Rijal yang terkenal paling tenang pun memberikan pendapatnya, "Sebenarnya, kalau kita benar-benar toleran, kita harus paham bahwa setiap orang punya hak menjalankan ibadahnya dengan cara yang mereka yakini. Selama itu nggak merugikan orang lain secara serius, kita terima saja."
Badu tiba-tiba berseri-seri. "Aku punya ide! Gimana kalau kita bikin 'Peraturan Toleransi' di kampung ini. Misalnya, nggak boleh ada ibadah yang terlalu lama, nggak boleh ada perayaan yang bikin macet, dan semua kegiatan agama harus izin ke ketua RT dulu. Gimana?"
Kahar mengernyitkan dahi. "Badu, toleransi itu nggak bisa diatur kayak begitu. Kalau kita terlalu banyak atur-aturan, jadinya bukan toleransi, tapi kontrol. Toleransi itu soal menerima dan menghormati, bukan soal mengatur."

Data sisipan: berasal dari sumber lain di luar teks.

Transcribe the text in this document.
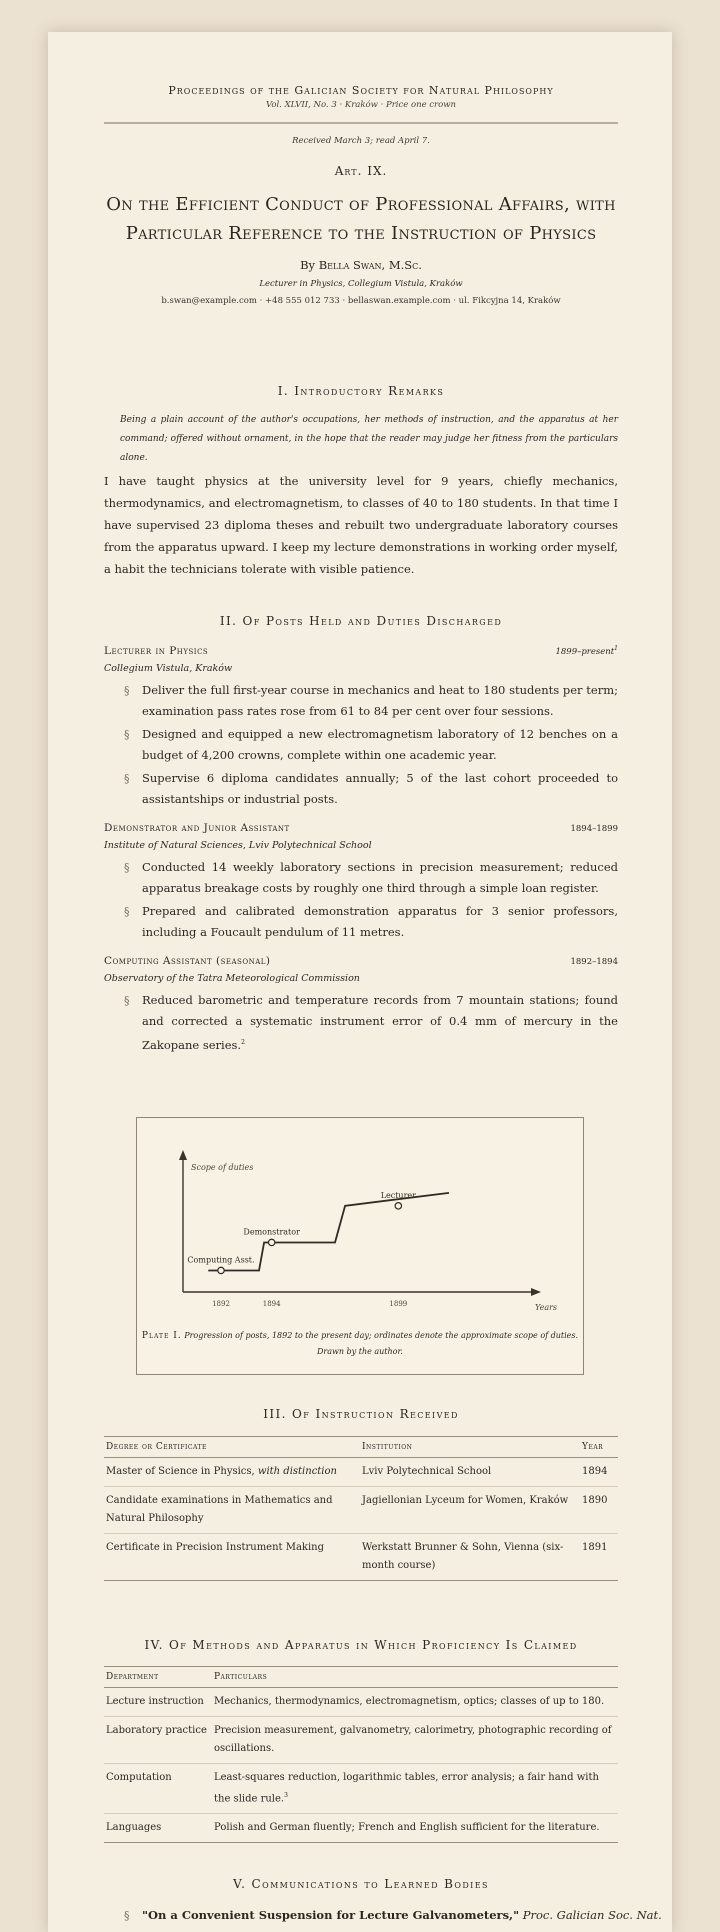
Proceedings of the Galician Society for Natural Philosophy
Vol. XLVII, No. 3 · Kraków · Price one crown
Received March 3; read April 7.
Art. IX.
On the Efficient Conduct of Professional Affairs, with Particular Reference to the Instruction of Physics
By Bella Swan, M.Sc.
Lecturer in Physics, Collegium Vistula, Kraków
b.swan@example.com · +48 555 012 733 · bellaswan.example.com · ul. Fikcyjna 14, Kraków
I. Introductory Remarks
Being a plain account of the author's occupations, her methods of instruction, and the apparatus at her command; offered without ornament, in the hope that the reader may judge her fitness from the particulars alone.

I have taught physics at the university level for 9 years, chiefly mechanics, thermodynamics, and electromagnetism, to classes of 40 to 180 students. In that time I have supervised 23 diploma theses and rebuilt two undergraduate laboratory courses from the apparatus upward. I keep my lecture demonstrations in working order myself, a habit the technicians tolerate with visible patience.

II. Of Posts Held and Duties Discharged
Lecturer in Physics	1899–present$^1$
Collegium Vistula, Kraków
§ Deliver the full first-year course in mechanics and heat to 180 students per term; examination pass rates rose from 61 to 84 per cent over four sessions.
§ Designed and equipped a new electromagnetism laboratory of 12 benches on a budget of 4,200 crowns, complete within one academic year.
§ Supervise 6 diploma candidates annually; 5 of the last cohort proceeded to assistantships or industrial posts.
Demonstrator and Junior Assistant	1894–1899
Institute of Natural Sciences, Lviv Polytechnical School
§ Conducted 14 weekly laboratory sections in precision measurement; reduced apparatus breakage costs by roughly one third through a simple loan register.
§ Prepared and calibrated demonstration apparatus for 3 senior professors, including a Foucault pendulum of 11 metres.
Computing Assistant (seasonal)	1892–1894
Observatory of the Tatra Meteorological Commission
§ Reduced barometric and temperature records from 7 mountain stations; found and corrected a systematic instrument error of 0.4 mm of mercury in the Zakopane series.$^2$
Scope of duties
Years
1892	1894	1899
Computing Asst.
Demonstrator
Lecturer
Plate I. Progression of posts, 1892 to the present day; ordinates denote the approximate scope of duties. Drawn by the author.
III. Of Instruction Received
Degree or Certificate	Institution	Year
Master of Science in Physics, with distinction	Lviv Polytechnical School	1894
Candidate examinations in Mathematics and Natural Philosophy	Jagiellonian Lyceum for Women, Kraków	1890
Certificate in Precision Instrument Making	Werkstatt Brunner & Sohn, Vienna (six-month course)	1891
IV. Of Methods and Apparatus in Which Proficiency Is Claimed
Department	Particulars
Lecture instruction	Mechanics, thermodynamics, electromagnetism, optics; classes of up to 180.
Laboratory practice	Precision measurement, galvanometry, calorimetry, photographic recording of oscillations.
Computation	Least-squares reduction, logarithmic tables, error analysis; a fair hand with the slide rule.$^3$
Languages	Polish and German fluently; French and English sufficient for the literature.
V. Communications to Learned Bodies
§ "On a Convenient Suspension for Lecture Galvanometers," Proc. Galician Soc. Nat.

Kobar yang dari tadi diam, akhirnya berkata, "Jadi maksud kalian, kita cuma bisa diam dan nerima apapun? Kalau ada yang bikin ribut tengah malam pun, kita harus diam?"
Kahar menggeleng. "Bukan begitu, Kobar. Kita bisa ngomong baik-baik, tapi jangan sampai melarang orang lain menjalankan keyakinannya. Setiap orang punya hak, begitu juga kita. Yang penting, kita saling menghormati tanpa merasa paling benar."
Rijal menambahkan, "Toleransi itu bukan cuma soal bersikap tenang ketika ada yang berbeda. Tapi juga soal memahami bahwa perbedaan itu adalah bagian dari hidup bersama."
Badu, yang awalnya selalu santai, kini terlihat berpikir lebih dalam. "Jadi, intinya, kita harus bisa hidup berdampingan tanpa perlu merasa terganggu, ya? Kadang kita yang harus menyesuaikan, bukan mereka yang harus berubah."
Kahar tersenyum. "Ya, seperti itulah. Kalau semua orang berpikir seperti itu, kita nggak akan merasa terganggu dengan perbedaan. Justru, kita bisa saling melengkapi."
Diskusi malam itu diakhiri dengan anggukan setuju dari semua pihak, meskipun Kobar masih tampak sedikit bingung. Esoknya, ketika kampung sebelah mengadakan perayaan agama yang membuat jalanan sedikit macet, Kobar dengan sengaja memilih jalan lain, tanpa protes.
Namun, saat sore harinya masjid dekat rumahnya mulai mengumandangkan azan dengan volume yang menurutnya "sedikit keras," Kobar hanya tersenyum sambil menutup telinganya dengan bantal. "Ini toleransi, kan?" katanya sambil tertawa kecil.